New York Life Ins. Co. v. Dunlevy
241 U.S. 518 (1916)

  • NY Life issued an insurance policy worth $2.5k. Three people filed claims with NY Life for the money:
    • A guy named Gould (in Pennsylvania),
    • Gould’s daughter Dunlevy (who lived in California),
    • A department store in Pennsylvania.
  • NY Life started an interpleader action in Pennsylvania State Court, who decided that Gould should get the money.
    • NY Life tried to bring Dunlevy into the case as an interpleader under Rule 22, but they were unable to get in personam jurisdiction on Dunlevy in the Pennsylvania Court.
  • Afterwards, Dunlevy sued in California Court saying that the Pennsylvania Court didn’t bind her because they lacked in personam jurisdiction.
  • The California Court found that the Pennsylvania decision was not binding, and awarded the money to Dunlevy.
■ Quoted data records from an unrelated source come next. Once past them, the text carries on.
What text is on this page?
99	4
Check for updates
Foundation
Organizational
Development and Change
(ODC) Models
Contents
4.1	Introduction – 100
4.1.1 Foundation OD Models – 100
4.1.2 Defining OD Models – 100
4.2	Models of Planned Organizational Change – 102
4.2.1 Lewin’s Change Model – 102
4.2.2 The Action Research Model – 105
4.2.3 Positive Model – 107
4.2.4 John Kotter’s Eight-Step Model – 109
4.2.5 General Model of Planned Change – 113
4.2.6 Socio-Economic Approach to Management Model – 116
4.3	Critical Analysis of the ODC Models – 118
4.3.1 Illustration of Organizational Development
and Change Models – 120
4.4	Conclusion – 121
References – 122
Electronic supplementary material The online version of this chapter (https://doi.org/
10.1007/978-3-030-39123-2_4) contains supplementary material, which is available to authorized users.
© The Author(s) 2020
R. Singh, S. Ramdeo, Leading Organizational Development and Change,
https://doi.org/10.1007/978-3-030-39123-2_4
    • Therefore, NY Life had to pay twice on the same policy!
      • The whole point of an interpleader action is to not have to pay multiple claims on the same policy. This case illustrated that the system was broken.
  • In response, Congress passed the Federal Interpleader Act (aka 28 U.S.C. §§ 1335, 1397, 2361), which gives an express grant of Federal subject matter jurisdiction over interpleader claims (aka statutory interpleader).
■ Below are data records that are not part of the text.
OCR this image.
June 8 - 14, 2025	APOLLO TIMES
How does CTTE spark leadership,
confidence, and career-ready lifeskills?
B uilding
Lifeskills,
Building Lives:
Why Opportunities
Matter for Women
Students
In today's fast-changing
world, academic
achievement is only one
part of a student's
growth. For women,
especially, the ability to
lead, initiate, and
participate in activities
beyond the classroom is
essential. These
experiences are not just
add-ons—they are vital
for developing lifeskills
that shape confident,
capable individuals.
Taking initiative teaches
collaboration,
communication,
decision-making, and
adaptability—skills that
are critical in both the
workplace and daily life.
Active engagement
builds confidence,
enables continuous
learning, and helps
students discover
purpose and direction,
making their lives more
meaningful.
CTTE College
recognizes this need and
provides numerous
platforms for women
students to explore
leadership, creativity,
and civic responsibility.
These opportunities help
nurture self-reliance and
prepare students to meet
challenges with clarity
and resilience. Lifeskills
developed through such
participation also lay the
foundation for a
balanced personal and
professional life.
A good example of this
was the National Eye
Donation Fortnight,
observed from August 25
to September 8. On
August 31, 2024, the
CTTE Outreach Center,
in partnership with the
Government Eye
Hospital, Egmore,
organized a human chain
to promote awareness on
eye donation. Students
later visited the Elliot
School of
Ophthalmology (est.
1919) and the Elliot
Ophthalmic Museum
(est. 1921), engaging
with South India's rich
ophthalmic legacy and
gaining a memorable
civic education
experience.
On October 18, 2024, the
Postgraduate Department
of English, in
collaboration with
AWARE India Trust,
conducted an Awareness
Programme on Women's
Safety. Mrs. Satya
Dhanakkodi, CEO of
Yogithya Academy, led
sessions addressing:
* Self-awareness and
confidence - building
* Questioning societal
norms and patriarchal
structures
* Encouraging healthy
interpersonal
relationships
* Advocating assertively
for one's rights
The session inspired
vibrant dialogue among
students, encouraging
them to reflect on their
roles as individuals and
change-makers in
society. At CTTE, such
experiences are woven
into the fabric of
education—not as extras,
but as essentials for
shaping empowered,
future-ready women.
    • This means that interpleader cases can be heard in Federal Court, which has jurisdiction over everybody, and this problem won’t happen again.
      • In statutory interpleader you only need two adverse claimants with diversity.
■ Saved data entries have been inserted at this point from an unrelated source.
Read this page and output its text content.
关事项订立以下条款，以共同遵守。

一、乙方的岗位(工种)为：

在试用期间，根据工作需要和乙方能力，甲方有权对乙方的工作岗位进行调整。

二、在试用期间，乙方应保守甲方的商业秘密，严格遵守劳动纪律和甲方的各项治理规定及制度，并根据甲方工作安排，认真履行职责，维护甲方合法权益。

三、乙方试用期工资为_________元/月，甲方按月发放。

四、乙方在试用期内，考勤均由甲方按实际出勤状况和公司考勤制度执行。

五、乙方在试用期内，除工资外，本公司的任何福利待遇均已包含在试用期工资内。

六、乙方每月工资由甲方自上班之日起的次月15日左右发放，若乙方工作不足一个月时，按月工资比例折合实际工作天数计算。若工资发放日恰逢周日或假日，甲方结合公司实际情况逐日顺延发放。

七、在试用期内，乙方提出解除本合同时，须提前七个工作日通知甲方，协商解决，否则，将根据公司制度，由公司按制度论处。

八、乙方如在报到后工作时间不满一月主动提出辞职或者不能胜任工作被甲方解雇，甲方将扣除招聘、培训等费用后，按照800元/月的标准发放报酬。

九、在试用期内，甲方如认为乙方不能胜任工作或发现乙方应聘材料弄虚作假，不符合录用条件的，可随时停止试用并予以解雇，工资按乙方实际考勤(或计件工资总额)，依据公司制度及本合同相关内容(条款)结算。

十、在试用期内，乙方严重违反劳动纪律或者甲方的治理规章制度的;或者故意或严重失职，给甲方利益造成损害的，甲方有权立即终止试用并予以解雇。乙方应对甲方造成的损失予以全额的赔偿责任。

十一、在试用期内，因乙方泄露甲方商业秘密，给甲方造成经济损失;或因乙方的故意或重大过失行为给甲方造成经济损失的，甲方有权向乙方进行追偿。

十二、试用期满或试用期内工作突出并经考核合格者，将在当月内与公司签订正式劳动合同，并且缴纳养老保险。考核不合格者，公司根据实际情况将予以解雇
        • The claimants here were Gould and Dunlevy.
    • Remember, since it is a Federal law, venue exists wherever any claimant resides.
    • Also remember that since it is a Federal law, there is nationwide service of process.
  • Btw, you can also sue under Rule 22, (aka rule interpleader), as an alternative basis, but there might be jurisdictional problems (as seen in this case).